The sea of 60 thousand high school students in blue jackets roaming the convention center in Indianapolis in late October offered a glimpse into the future of U.S. food production.
Each year the annual convention of the FFA (formerly known as the Future Farmers of America) brings together thousands of farm kids and other students with a passion for agriculture. Through the decades, the usual players in conventional agriculture have largely underwritten FFA activities.
There is a visible transformation in the look and feel of FFA these days. Somewhere between the Monsanto Whack-a-Mole pavilion and the John Deere exhibit in this year’s convention hall, I joined a small group of local buffalo ranchers to host the National Bison Association booth, where we were swamped for three days with young people eager for information about a future in the bison business.
That’s good news for us. The growth in demand for bison meat means that we need a new generation of ranchers who share our passion for raising and marketing buffalo.
But it is more than just the bison business. Growing numbers of these future farmers are looking for an alternative to the treadmill of conventional commodity production. They want to be a part of agriculture that connects with customers, and that rewards quality and conservation.
Horizon Dairy, Organic Valley and the Rodale Institute all had a significant presence at this year’s FFA. Convention workshops now contain sessions on future opportunities in organic agriculture.
That’s good news for all of us.
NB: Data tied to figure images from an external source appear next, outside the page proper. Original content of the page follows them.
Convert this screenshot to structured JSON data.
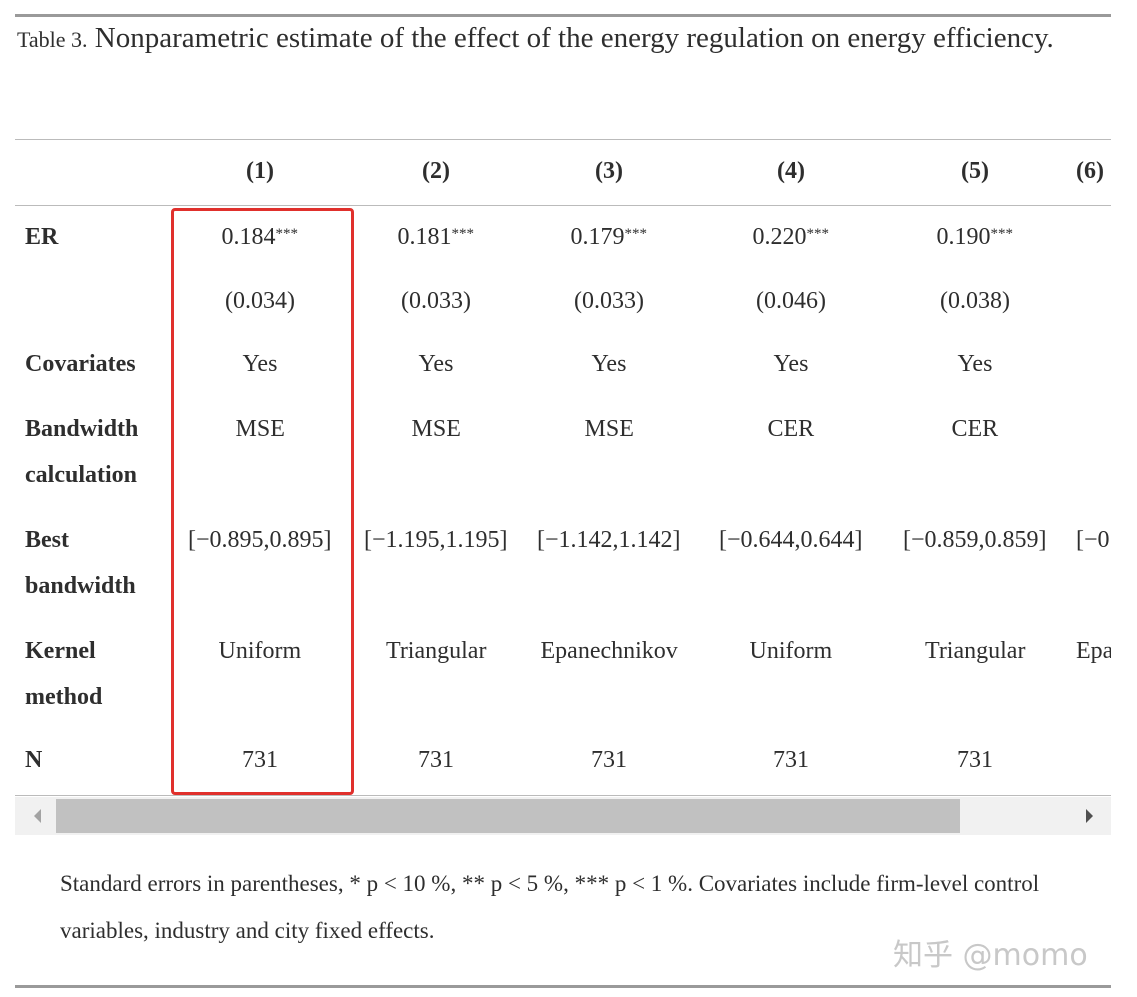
{
  "caption": {
    "label": "Table 3.",
    "text": "Nonparametric estimate of the effect of the energy regulation on energy efficiency."
  },
  "table": {
    "header": [
      null,
      "(1)",
      "(2)",
      "(3)",
      "(4)",
      "(5)",
      "(6)"
    ],
    "rows": [
      [
        "ER",
        "0.184***",
        "0.181***",
        "0.179***",
        "0.220***",
        "0.190***",
        null
      ],
      [
        null,
        "(0.034)",
        "(0.033)",
        "(0.033)",
        "(0.046)",
        "(0.038)",
        null
      ],
      [
        "Covariates",
        "Yes",
        "Yes",
        "Yes",
        "Yes",
        "Yes",
        null
      ],
      [
        "Bandwidth calculation",
        "MSE",
        "MSE",
        "MSE",
        "CER",
        "CER",
        null
      ],
      [
        "Best bandwidth",
        "[−0.895,0.895]",
        "[−1.195,1.195]",
        "[−1.142,1.142]",
        "[−0.644,0.644]",
        "[−0.859,0.859]",
        "[−0"
      ],
      [
        "Kernel method",
        "Uniform",
        "Triangular",
        "Epanechnikov",
        "Uniform",
        "Triangular",
        "Epa"
      ],
      [
        "N",
        "731",
        "731",
        "731",
        "731",
        "731",
        null
      ]
    ]
  },
  "note": "Standard errors in parentheses, * p < 10 %, ** p < 5 %, *** p < 1 %. Covariates include firm-level control variables, industry and city fixed effects.",
  "watermark": "知乎 @momo"
}
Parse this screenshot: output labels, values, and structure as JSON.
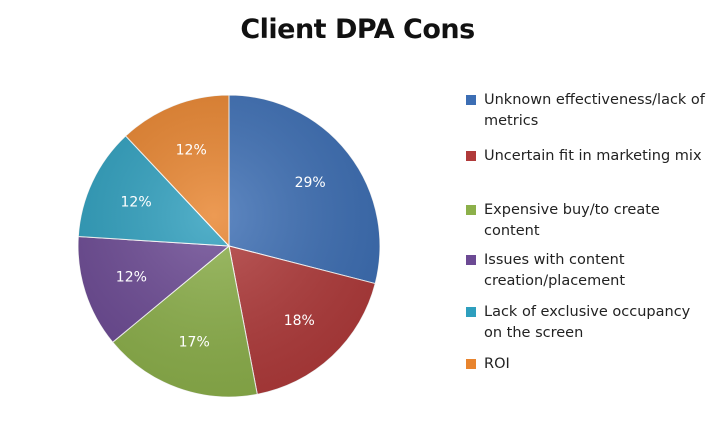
{
  "chart_data": {
    "type": "pie",
    "title": "Client DPA Cons",
    "legend_position": "right",
    "categories": [
      "Unknown effectiveness/lack of metrics",
      "Uncertain fit in marketing mix",
      "Expensive buy/to create content",
      "Issues with content creation/placement",
      "Lack of exclusive occupancy on the screen",
      "ROI"
    ],
    "values": [
      29,
      18,
      17,
      12,
      12,
      12
    ],
    "value_labels": [
      "29%",
      "18%",
      "17%",
      "12%",
      "12%",
      "12%"
    ],
    "colors": [
      "#3c6eb4",
      "#b03a3a",
      "#8cb04a",
      "#6c4a94",
      "#2e9fbe",
      "#e8842e"
    ]
  }
}
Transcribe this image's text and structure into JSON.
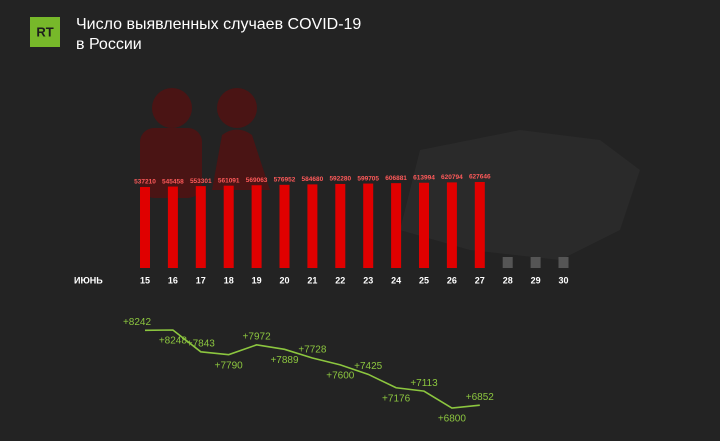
{
  "logo": "RT",
  "title_lines": [
    "Число выявленных случаев COVID-19",
    "в России"
  ],
  "chart_data": [
    {
      "type": "bar",
      "x_label": "ИЮНЬ",
      "color": "#e00000",
      "label_color": "#ff5a5a",
      "categories": [
        "15",
        "16",
        "17",
        "18",
        "19",
        "20",
        "21",
        "22",
        "23",
        "24",
        "25",
        "26",
        "27",
        "28",
        "29",
        "30"
      ],
      "values": [
        537210,
        545458,
        553301,
        561091,
        569063,
        576952,
        584680,
        592280,
        599705,
        606881,
        613994,
        620794,
        627646,
        null,
        null,
        null
      ]
    },
    {
      "type": "line",
      "color": "#8cc63f",
      "values": [
        8242,
        8248,
        7843,
        7790,
        7972,
        7889,
        7728,
        7600,
        7425,
        7176,
        7113,
        6800,
        6852
      ],
      "value_labels": [
        "+8242",
        "+8248",
        "+7843",
        "+7790",
        "+7972",
        "+7889",
        "+7728",
        "+7600",
        "+7425",
        "+7176",
        "+7113",
        "+6800",
        "+6852"
      ]
    }
  ]
}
We in the natural food business too often fixate on short term supply/demand issues. Long-term growth in our sector requires young farmers with a commitment to producing natural and organic products. Investments in organizations like FFA and 4-H are really investments in the future of our business.
Dave Carter is the executive director of the National Bison Association and principal of Crystal Springs Consulting, Inc. He maintains a small herd of buffalo in Colorado.